About a week later I get a call from Table asking me to go round to his place. He sounds weird. When he lets me in he's wearing cammo gear and sunnies and carrying a loaded crossbow. I figure I'm not leaving in a hurry.

So I sit down and he holds the crossbow to my head and talks to me. He's had a fight with the boys, and if they don't like him any more what's the point. They're his life, everything's wrong and nothing will make it right. Not once does he mention he knows about me and Catfish.

Gradually it dawns on me that he thinks this is the only way he can get anyone to listen to him. And I can do that, I can listen to him and let him let himself be talked down. I'm not scared. I'm annoyed, because I did the right thing and didn't have any Catfish and I'm still being punished for it anyway. I'm a little apprehensive that Table's going to make me have sex with him before he'll let me go.

But I do talk him down and the crossbow gets too heavy to keep holding to my head and he lets me go home. I run all the way, crawl into bed and bawl my eyes out. I tell absolutely no-one. That was 1988. I spoke about this for the first time in 2004.
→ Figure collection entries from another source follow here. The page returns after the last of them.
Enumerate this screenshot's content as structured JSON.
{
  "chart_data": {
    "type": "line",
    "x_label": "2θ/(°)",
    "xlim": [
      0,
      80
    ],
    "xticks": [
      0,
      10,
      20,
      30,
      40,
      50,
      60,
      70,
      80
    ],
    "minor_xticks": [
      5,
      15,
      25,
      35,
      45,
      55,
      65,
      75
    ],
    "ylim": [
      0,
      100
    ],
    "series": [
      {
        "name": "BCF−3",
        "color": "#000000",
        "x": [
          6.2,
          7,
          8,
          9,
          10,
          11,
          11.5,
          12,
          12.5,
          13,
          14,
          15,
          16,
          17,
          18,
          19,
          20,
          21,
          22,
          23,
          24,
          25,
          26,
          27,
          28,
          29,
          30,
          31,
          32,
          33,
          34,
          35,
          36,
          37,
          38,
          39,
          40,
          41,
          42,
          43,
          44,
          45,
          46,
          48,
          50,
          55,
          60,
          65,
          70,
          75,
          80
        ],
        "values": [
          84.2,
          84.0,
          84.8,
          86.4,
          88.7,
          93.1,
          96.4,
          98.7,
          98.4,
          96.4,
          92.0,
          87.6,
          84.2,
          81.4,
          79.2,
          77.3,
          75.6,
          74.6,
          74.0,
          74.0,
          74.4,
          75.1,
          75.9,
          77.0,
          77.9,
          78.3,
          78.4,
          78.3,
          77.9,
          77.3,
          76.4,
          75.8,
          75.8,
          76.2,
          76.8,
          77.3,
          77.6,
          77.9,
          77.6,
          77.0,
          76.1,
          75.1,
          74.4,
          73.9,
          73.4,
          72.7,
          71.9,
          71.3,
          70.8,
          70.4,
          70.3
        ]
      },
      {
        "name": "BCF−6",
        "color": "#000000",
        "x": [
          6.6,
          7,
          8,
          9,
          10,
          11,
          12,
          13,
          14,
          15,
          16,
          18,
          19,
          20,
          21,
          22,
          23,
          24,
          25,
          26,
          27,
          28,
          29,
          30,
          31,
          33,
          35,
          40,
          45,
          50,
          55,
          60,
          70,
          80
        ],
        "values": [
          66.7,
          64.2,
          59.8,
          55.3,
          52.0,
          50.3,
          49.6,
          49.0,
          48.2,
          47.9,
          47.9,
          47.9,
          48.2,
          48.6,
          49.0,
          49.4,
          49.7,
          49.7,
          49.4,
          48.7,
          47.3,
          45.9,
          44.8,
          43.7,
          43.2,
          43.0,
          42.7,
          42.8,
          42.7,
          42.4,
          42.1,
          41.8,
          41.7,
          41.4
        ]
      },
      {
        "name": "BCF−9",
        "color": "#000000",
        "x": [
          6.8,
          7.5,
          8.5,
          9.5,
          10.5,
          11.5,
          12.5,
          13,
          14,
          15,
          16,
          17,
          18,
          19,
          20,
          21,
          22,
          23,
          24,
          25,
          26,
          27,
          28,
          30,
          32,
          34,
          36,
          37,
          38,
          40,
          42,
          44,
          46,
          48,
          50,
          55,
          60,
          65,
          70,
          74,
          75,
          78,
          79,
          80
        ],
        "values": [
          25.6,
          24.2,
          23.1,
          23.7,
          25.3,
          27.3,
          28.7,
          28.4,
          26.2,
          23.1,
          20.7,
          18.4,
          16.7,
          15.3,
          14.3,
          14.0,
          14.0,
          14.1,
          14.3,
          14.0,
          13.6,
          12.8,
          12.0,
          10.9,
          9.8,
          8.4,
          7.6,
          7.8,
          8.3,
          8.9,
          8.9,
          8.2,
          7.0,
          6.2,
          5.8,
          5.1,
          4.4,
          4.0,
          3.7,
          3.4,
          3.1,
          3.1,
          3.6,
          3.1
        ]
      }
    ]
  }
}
This is sixteen to me. When people talk about teenagers as if they're children this is what I think about. When they demonise hoodie-wearers I get myself all in a tangle. People used to judge Table as dangerous and stupid because of the way he dressed, and he was a sweet guy who was just a bit fucked up. I argue this, and my partner says 'wait a minute, isn't that the guy who tried to kill you?'. And all I can do is shrug and say 'yeah, but not hard'.